JERUSALEM (Reuters) - An Israeli commander at the Lebanese border recalls peering through binoculars one afternoon to see U.N. peacekeepers sipping tea with Hizbollah guerrillas.
Of course, it wouldn’t be al-Reuters if they didn’t immediately try to cover for the UN.
The officer’s conspiratorial take on the meeting a few months ago underscores Israel’s long-standing distrust of the United Nations force in Lebanon and its reluctance to see an expanded version as a way to end the current conflict.
Reporting an actual incident is “conspiratorial?”
There is a real conspiracy described in this article, and it’s not the IDF commander’s description of UN tools having tea time with terrorists—because in 2000, the UN Interim Force in Lebanon deliberately concealed videotapes of IDF soldiers being kidnapped by Hizballah terrorists:
Relations between Israel and the United Nations plummeted after information emerged that U.N. peacekeepers on the Lebanon border suppressed video tapes of three soldiers being abducted by Hizbollah guerrillas in 2000.
UNIFIL denied the charge, but the U.N. later admitted unintentionally concealing evidence from Israel.
“We know that they had line of sight and could see the actual kidnapping.
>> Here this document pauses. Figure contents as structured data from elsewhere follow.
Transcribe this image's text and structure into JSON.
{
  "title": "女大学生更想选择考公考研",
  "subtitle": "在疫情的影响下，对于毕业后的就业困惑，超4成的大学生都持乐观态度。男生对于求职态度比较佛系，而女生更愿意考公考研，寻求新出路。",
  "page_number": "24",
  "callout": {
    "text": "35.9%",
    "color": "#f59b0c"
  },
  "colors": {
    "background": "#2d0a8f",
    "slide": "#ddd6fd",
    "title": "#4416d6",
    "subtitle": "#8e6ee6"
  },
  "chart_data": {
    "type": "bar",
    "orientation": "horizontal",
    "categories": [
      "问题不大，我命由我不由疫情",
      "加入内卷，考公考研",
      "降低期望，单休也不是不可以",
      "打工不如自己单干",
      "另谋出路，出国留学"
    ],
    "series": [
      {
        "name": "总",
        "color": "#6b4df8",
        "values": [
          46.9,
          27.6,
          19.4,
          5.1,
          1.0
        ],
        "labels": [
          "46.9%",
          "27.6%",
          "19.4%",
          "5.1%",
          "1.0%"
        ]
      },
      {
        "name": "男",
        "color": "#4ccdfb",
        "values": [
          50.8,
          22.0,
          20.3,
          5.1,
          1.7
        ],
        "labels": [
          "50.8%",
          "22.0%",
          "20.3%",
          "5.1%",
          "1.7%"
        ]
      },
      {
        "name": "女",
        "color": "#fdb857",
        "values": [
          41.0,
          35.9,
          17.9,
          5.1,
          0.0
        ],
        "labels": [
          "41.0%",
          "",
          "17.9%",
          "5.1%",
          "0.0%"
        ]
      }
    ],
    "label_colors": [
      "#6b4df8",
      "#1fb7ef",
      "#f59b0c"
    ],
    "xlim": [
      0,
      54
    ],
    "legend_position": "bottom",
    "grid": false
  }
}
They could have put roadblocks up to prevent Hizbollah from escaping. But they didn’t lift a finger,” said Dore Gold, former Israeli ambassador to the U.N.
It is unclear whether the three soldiers were killed at the time of the raid and their bodies taken away or whether they were captured and killed later. Israel initially assumed the three soldiers survived the attack and were seized by Hizbollah.